The de-duplication software that NetApp has added to the OnTap operating system that powers its NearStore and FAS filers is based on the A-SIS code that the company first began shipping two years ago, in its SnapVault for NetBackup tool.

De-dupe has already being heralded as the most important storage technology to emerge in this decade, because of its ability to transform storage economics, and make disk-to-disk and remote backup much more affordable.

For what NetApp says is only a 2% to 3% increase in the net cost of its disk arrays, customers will be able to reduce the volume of the data stored on those devices by around a third or more for file-level data.

For backup data, which by its nature includes a greater degree of data de-duplication, NetApp is claiming about the same ratio as other vendors of de-duplication systems tailored only for backup data, which is typically around 20:1.

But that highlights a major difference between NetApp’s A-SIS – Advanced Single-instance Storage – and the virtual tape libraries, appliances and software-only systems from suppliers such as EMC, Symantec, Data Domain, Diligent, Quantum, Exagrid and Sepaton. Those are all designed to work only with backup data.

NetApp is really the first vendor to support data de-duplication across all tiers – primary, archive and backup – in the same platform. That’s a beautiful thing, said Tony Asaro, analyst at the Enterprise Strategy Group.

But NetApp’s customers are not going to be pack in a third more primary data or 20 times more backup data onto their disk arrays in return for a mere 2% or 3% increase in capital cost.

The process of breaking data into chunks and then using a hashing algorithm to identify the duplicates applies a processing overhead, and this is one of the reasons why de-dupe so far has been associated only with backup applications.

An issue for A-SIS is that the NetApp boxes will be doing the de-duplication processing in the background, while they continue with their normal duties serving block-level and file-level data. That may be too much to ask them to do.

Although NetApp says that the de-dupe only applies a 1% overhead during write, and zero overhead for read, these percentages are simply for the read and write operations, and give no indication of how many processor cycles are consumed by the background data de-duplication.

In a white paper removed from NetApp’s website only two months ago, the company advised customers to limit the use of A-SIS in order not to adversely affect performance.

NetApp yesterday told Computer Business Review the advice applied only to the de-duplication of data that had been snapshotted. The advice applies today, and the limitation will be removed in the future, said Ravi Chalaka, senior marketing director at NetApp.

Perhaps this is why SnapVault for NetBackup – the snapshot-making tool tailored to work with Symantec’s popular NetBackup software which until this week was the only vehicle for A-SIS – has sold so few copies.

NetApp admitted that SV for NBU has been implemented by only around fifty or 100 customers since it was launched two years ago. The storage vendor argued that this number is low simply because the tool only works with version 6.0 of NetBackup, which itself has still not been widely taken by customers.

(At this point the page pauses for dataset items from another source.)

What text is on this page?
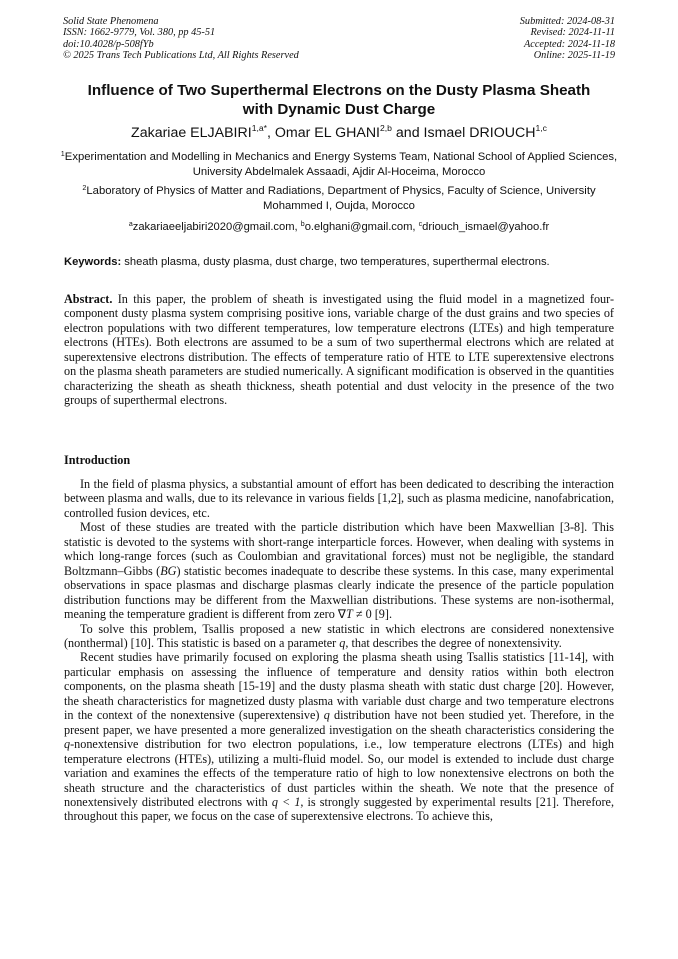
Solid State Phenomena
ISSN: 1662-9779, Vol. 380, pp 45-51
doi:10.4028/p-508fYb
© 2025 Trans Tech Publications Ltd, All Rights Reserved
Submitted: 2024-08-31
Revised: 2024-11-11
Accepted: 2024-11-18
Online: 2025-11-19
Influence of Two Superthermal Electrons on the Dusty Plasma Sheath
with Dynamic Dust Charge
Zakariae $ELJABIRI^{1,a*}$, Omar EL GHANI$^{2,b}$ and Ismael DRIOUCH$^{1,c}$
$^1$Experimentation and Modelling in Mechanics and Energy Systems Team, National School of Applied Sciences, University Abdelmalek Assaadi, Ajdir Al-Hoceima, Morocco
$^2$Laboratory of Physics of Matter and Radiations, Department of Physics, Faculty of Science, University Mohammed I, Oujda, Morocco
$^a$zakariaeeljabiri2020@gmail.com, $^b$o.elghani@gmail.com, $^c$driouch_ismael@yahoo.fr
Keywords: sheath plasma, dusty plasma, dust charge, two temperatures, superthermal electrons.
Abstract. In this paper, the problem of sheath is investigated using the fluid model in a magnetized four-component dusty plasma system comprising positive ions, variable charge of the dust grains and two species of electron populations with two different temperatures, low temperature electrons (LTEs) and high temperature electrons (HTEs). Both electrons are assumed to be a sum of two superthermal electrons which are related at superextensive electrons distribution. The effects of temperature ratio of HTE to LTE superextensive electrons on the plasma sheath parameters are studied numerically. A significant modification is observed in the quantities characterizing the sheath as sheath thickness, sheath potential and dust velocity in the presence of the two groups of superthermal electrons.
Introduction

In the field of plasma physics, a substantial amount of effort has been dedicated to describing the interaction between plasma and walls, due to its relevance in various fields [1,2], such as plasma medicine, nanofabrication, controlled fusion devices, etc.

Most of these studies are treated with the particle distribution which have been Maxwellian [3-8]. This statistic is devoted to the systems with short-range interparticle forces. However, when dealing with systems in which long-range forces (such as Coulombian and gravitational forces) must not be negligible, the standard Boltzmann–Gibbs (BG) statistic becomes inadequate to describe these systems. In this case, many experimental observations in space plasmas and discharge plasmas clearly indicate the presence of the particle population distribution functions may be different from the Maxwellian distributions. These systems are non-isothermal, meaning the temperature gradient is different from zero ∇T ≠ 0 [9].

To solve this problem, Tsallis proposed a new statistic in which electrons are considered nonextensive (nonthermal) [10]. This statistic is based on a parameter q, that describes the degree of nonextensivity.

Recent studies have primarily focused on exploring the plasma sheath using Tsallis statistics [11-14], with particular emphasis on assessing the influence of temperature and density ratios within both electron components, on the plasma sheath [15-19] and the dusty plasma sheath with static dust charge [20]. However, the sheath characteristics for magnetized dusty plasma with variable dust charge and two temperature electrons in the context of the nonextensive (superextensive) q distribution have not been studied yet. Therefore, in the present paper, we have presented a more generalized investigation on the sheath characteristics considering the q-nonextensive distribution for two electron populations, i.e., low temperature electrons (LTEs) and high temperature electrons (HTEs), utilizing a multi-fluid model. So, our model is extended to include dust charge variation and examines the effects of the temperature ratio of high to low nonextensive electrons on both the sheath structure and the characteristics of dust particles within the sheath. We note that the presence of nonextensively distributed electrons with q < 1, is strongly suggested by experimental results [21]. Therefore, throughout this paper, we focus on the case of superextensive electrons. To achieve this,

Not so says Symantec, which claims that NetBackup 6.0 has been implemented by tens of thousands of customers since it was launched in 2005.

All that NetApp would say to defend A-SIS was that it was not the cause of the slow sales for SV for NBU, which in any case has seen several performance improvements over the last two years and is beginning to see sales growth.

Asora joined NetApp’s in the A-SIS defense. NetApp is saying that A-SIS is not recommended for high performance environments. But I think they’re being over-cautious – it is after all a background process, Asora said.

NetApp said that the beta testers for the new implementation of A-SIS have included a surgical equipment maker that saw a 38% reduction in the space needed for file archives, and an oil drilling company that was storing large volumes of file data, and saw a 35% reduction in storage requirements.

Meanwhile a large manufacturer backing up databases to NearStore saw a 50:1 volume reduction, and a bank backing up VMware server images saw an 88% cut in volume.

NetApp is not going to put any other de-dupe vendors out of business overnight, as the rest of the pack have all implemented de-dupe specifically for use with backup systems, in different way.

NetApp’s system is an out-of-band, or post-processing de-dupe system. Suppliers such as Diligent and Data Domain that have adopted the alternative in-band architecture will argue that their systems – offering VTL and NAS interfaces – complete the de-duplication process at the same time that data is being ingested, and so can begin piping backup data offsite to safety at a secondary DR location immediately it arrives.

Other out-of-band suppliers are likely to argue that NetApp will not be able match the same data reduction levels that they deliver because NetApp can only work with the fixed 4KB blocks used by its WAFL file system.

Symantec’s PureDisk and EMC’s Avamar systems are software applications designed to use de-dupe to allow remote offices to be backed up remotely.